Кровать, на которой лежал Граф, стояла в лаборатории, под просветом в крыше, сквозь который оптические инструменты были нацелены на небесный экватор. И вот Карл Лауриц начал читать историю Темного холма – с того самого дня, когда гости оставили Графа. Но читал он не слово в слово, он все время изменял написанное в соответствии с открывшимися ему событиями, и за время чтения, которое продолжалось несколько недель, они с Графом сблизились как никогда прежде. Сблизил их единственно важный вопрос, который интересует и всех нас, а именно: существует ли на самом деле время. В полном согласии, что вообще-то не свойственно отношениям господина и слуги, они наконец-то поняли, что означали слова великого Парацельса, сказанные им, когда его на носилках выносили из подвала замка, где он наливался токайским и развлекался с тремя копенгагенскими жрицами любви. Парацельс тогда поднял голову с носилок и произнес: «Черт возьми, это не иначе как центр Вселенной…»

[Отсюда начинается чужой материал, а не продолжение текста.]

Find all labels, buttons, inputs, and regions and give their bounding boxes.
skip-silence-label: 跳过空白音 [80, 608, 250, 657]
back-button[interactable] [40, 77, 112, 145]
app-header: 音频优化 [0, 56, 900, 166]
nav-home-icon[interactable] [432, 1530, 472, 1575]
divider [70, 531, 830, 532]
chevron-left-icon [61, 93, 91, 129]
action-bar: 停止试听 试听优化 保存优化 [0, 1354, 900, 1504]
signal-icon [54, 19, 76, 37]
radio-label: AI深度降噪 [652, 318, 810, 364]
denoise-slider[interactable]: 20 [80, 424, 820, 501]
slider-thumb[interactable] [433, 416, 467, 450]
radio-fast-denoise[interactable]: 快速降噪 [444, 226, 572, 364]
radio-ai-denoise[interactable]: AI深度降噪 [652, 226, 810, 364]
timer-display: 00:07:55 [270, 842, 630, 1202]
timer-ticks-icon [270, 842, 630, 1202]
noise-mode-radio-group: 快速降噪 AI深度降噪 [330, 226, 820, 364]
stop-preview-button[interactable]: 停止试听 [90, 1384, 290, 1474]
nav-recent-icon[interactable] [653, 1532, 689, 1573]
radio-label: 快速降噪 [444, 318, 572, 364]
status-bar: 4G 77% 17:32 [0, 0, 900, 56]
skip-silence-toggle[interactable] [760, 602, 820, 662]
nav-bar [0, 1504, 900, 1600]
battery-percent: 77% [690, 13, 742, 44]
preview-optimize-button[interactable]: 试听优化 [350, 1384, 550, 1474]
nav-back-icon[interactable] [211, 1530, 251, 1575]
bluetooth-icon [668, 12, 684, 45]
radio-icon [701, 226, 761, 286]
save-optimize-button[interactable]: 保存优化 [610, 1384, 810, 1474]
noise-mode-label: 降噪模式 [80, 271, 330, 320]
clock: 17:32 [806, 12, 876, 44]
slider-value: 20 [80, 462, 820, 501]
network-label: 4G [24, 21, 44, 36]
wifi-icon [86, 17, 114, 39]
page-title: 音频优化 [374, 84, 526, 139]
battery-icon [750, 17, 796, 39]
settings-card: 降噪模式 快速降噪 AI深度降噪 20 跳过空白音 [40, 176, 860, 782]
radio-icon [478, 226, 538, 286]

Когда они дошли до этого места, Граф был уже совершенно прикован к постели, и ничто больше не могло остановить Карла Лаурица, который неотвратимо приближался к современности и читал об инбридинге коров и лошадей, об инцестах среди слуг, о смерти музыкантов, о чуме, поразившей скот, о нашествии грибка, от которого в средневековом хозяйстве Темного холма не было никакого спасения, и о таком невероятном количестве других происшествий, что тем временем наступила зима, а чтение началось осенью. В рождественский вечер мисс Кларисса поднялась в лабораторию, чтобы позвать Графа и Карла Лаурица в гостиную, где за столом, перед золотыми тарелками, сидели Графиня и дети, смиренно ожидая папочку, то есть Графа, который пробыл в лаборатории так долго, что они уже почти забыли, как он выглядит.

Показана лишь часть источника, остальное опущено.